Teachers’ lessons have been delivered through an online platform called Canvas and students interact with their teachers in a face-to-face call each week through Zoom. However, some parents are less than satisfied with the experience.

“It was hard having three Zoom classes going on at the same time,” said La Salle, who has three children. “In addition, I was working from home a couple times a week. I couldn’t monitor my kids while I was working, and my kids would skip classes or ignore the teacher.” She also said her kids did not have one-on-one Zoom calls with their teachers, although there were parent-teacher conferences.

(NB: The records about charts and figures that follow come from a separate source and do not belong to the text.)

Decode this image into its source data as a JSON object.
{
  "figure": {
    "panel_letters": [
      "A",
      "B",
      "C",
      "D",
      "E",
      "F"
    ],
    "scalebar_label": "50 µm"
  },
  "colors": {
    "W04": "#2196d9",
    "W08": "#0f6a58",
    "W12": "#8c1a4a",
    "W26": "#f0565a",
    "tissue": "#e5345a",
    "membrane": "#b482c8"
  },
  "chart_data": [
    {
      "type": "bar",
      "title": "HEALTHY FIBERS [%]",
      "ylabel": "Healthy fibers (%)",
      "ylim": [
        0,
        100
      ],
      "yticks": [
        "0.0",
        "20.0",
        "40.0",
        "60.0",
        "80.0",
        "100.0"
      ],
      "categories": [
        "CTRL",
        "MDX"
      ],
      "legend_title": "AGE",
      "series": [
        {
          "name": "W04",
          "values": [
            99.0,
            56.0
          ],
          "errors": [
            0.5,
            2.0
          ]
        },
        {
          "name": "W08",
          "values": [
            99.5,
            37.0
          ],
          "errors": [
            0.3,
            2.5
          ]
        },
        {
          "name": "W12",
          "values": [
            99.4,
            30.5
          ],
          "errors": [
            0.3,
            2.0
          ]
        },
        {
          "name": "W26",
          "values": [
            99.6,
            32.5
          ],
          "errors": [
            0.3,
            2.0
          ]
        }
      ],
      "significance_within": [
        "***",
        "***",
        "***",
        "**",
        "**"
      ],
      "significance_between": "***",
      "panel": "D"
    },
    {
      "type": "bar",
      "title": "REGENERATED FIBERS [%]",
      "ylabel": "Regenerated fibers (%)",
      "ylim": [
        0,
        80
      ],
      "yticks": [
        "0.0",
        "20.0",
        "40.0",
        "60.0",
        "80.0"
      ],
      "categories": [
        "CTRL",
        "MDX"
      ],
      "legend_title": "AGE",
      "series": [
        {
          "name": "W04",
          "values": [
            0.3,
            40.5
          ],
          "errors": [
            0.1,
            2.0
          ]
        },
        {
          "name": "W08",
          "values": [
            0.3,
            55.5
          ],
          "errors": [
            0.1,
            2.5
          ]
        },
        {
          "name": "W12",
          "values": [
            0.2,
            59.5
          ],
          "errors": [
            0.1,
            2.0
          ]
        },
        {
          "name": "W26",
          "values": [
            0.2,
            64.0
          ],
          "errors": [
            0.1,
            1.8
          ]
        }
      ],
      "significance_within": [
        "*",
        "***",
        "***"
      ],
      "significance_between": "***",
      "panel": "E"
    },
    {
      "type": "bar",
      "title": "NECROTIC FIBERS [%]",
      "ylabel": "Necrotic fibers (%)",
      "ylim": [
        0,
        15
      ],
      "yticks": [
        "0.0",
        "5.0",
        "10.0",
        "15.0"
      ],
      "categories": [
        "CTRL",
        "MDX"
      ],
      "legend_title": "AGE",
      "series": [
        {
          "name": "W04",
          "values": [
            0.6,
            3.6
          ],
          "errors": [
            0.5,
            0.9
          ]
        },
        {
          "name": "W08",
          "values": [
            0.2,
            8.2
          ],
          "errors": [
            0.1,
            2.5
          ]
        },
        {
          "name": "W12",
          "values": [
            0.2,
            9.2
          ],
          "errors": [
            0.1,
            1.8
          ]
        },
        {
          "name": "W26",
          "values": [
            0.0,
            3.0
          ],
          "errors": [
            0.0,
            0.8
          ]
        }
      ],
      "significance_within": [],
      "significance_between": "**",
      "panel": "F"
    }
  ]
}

She and her husband made the difficult decision to move out of the Salt Lake City School District so that their children could go back to school in person. “Putting our kids back in classes may increase the risk of COVID for our family, but we believe there are equal or greater risks to the physical and mental health of our children, as well as their educational growth that need to be considered. We also believe the schools can implement better protocols, from mask-wearing to temperature checks to alternating days and times so not all students are at school at once,” said La Salle.

Other parents are adamant about not having school reopen until the virus conditions improve in Utah. School districts outside of Salt Lake have held in-person instruction and have had outbreaks that led to shifting instruction online. A Salt Lake Tribune article reported that the Utah Education Association said that back-and-forth is disruptive for students.

“It has depended on the subject,” said Fairpark resident, Circe Arzola, when asked about how her son is managing online classes. “Music classes are harder compared to other subjects such as language arts. My son has to find other ways to learn the trumpet, perhaps compared to a student who is taking private lessons.”

Right now, one of the main benefits of online learning is health-related. Parents who support online learning are aware of the high transmission rates of COVID-19, or they have family members who they want to keep safe from the virus. Most parents understand that teachers are doing the best that they can during this pandemic. Some of the older teachers struggle with the technology that is involved and some struggle with talking to a Zoom class full of black screens.

“My son understands the ‘why’ of online classes, but of course he wants to be in-person and around people his age. He wants to see his teachers and have that connection,” Arzola said. “However, these case numbers are high and our hospitals are at full capacity. I think people would think twice if they saw what I [as a healthcare worker] see every day. I think it is irresponsible to make the decision of going back to in-person classes. It is toying with peoples’ health.”

The SLCSD provides additional resources and online support for academic and emotional aid such as office hours, help sessions, and counseling.